Bourdieu en su artículo “La opinión pública no existe” asegura en un análisis de las encuestas que estas suponen que todos pueden tener una opinión, que todas las opiniones tienen el mismo peso y que plantearle las mismas preguntas a todo el mundo presupone que hay un consenso sobre los temas a abordar. El autor señala que esa opinión pública no existe pues lo que hacen las encuestas mas bien, es pedirle a la gente que tome postura sobre opiniones formuladas.

Los medios a través de las cuales se difunden estas encuestas son herramientas para influenciar la opinión pública o al menos para posicionar en la mente de las masas temas de interés para los sectores que representan y que abonan a esos intereses.

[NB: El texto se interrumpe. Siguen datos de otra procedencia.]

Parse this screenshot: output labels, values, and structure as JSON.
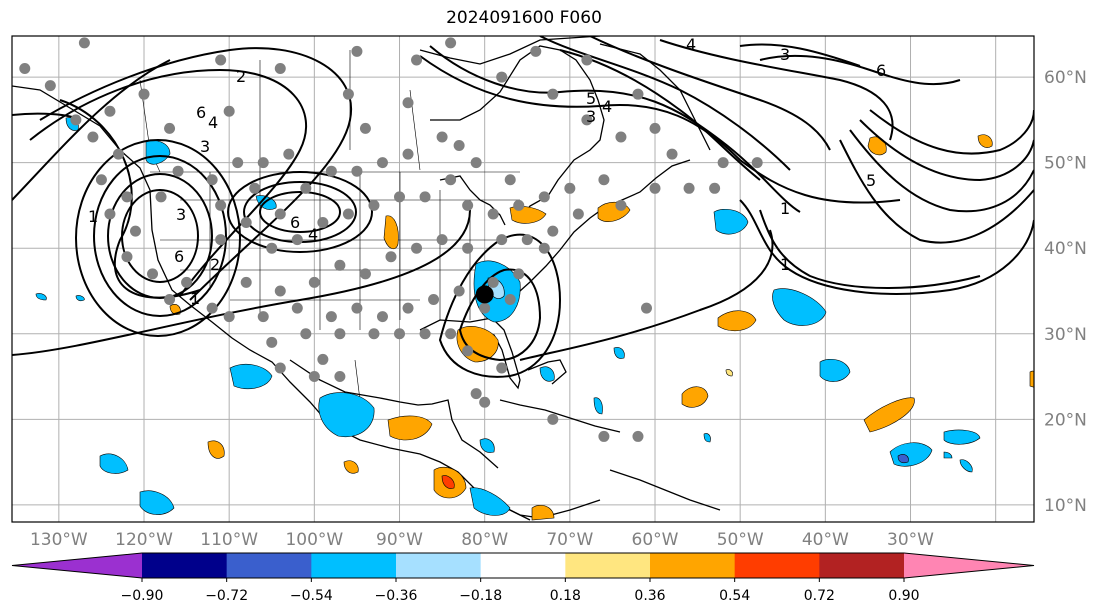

Los medios de difusión no son imparciales ni tampoco son objetivos por mucho que nos lo digan, en muchas ocasiones tampoco sus publicaciones son éticas. Desinforman, callan y a veces manipulan la verdad. Ricardo Vaquerano, editor de El Faro aseguraba en un foro que “las publicaciones periodísticas se contaminan muchas veces de decisiones comerciales o políticas”.

El Faro, un periódico digital reconocido por destapar actos de corrupción, por ejemplo nunca publicó nada del caso CEL-ENEL donde uno de sus accionistas estaba siendo enjuiciado por corrupción en una negociación sobre recursos energéticos con una empresa italiana.

Otro ejemplo de esto es la publicación del lunes 8 de septiembre de 2014 de La Prensa Gráfica luego de hacer una encuesta a 1,200 personas sobre la reforma tributaria, la madera del matutino se titulaba así: “Rechazo popular a nuevos impuestos”.

Al revisar la encuesta los datos muestran que del 100% de los entrevistados 70.4% no conoce la reforma tributaria o que no respondió. Es decir que de 1,200 personas solamente hay un 29.6% que sí responde y opina sobre la reforma tributaria. De esos 1,200 entrevistados hay únicamente un 16.5% (198 personas) que califican la reforma de mala o muy mala.

Frente a la pregunta “¿Qué aspecto negativo destacaría usted de la reforma fiscal recién aprobada por la Asamblea?” un 66.5% responde que no la conoce, un 12.2% no responde y un 2.8% dice que no hay nada negativo. Hay un 81.6% que dice que no hay nada malo con la reforma sin embargo el titular de uno de los dos periódicos de alta circulación en el país dice otra cosa.

En El Salvador, a mi juicio, hace falta mayor regulación de los medios de comunicación. Al plantear este tema siempre se argumenta que “nadie obliga a los ciudadanos que leer o ver en la televisión” y es cierto, sin embargo hay que reconocer que los medios están concentrados en un 95% en manos de privados y que los espacios para los Medios Públicos y Comunitarios son reducidos lo que limita el acceso a otras voces.

Un Observatorio Ciudadano de Medios para darle más calidad al periodismo y reducir en mayor medida las faltas a la ética periodística podría ser una buena iniciativa. También hacer vinculante el Código de Ética para Periodistas de la Asociación de Periodistas de El Salvador (APES).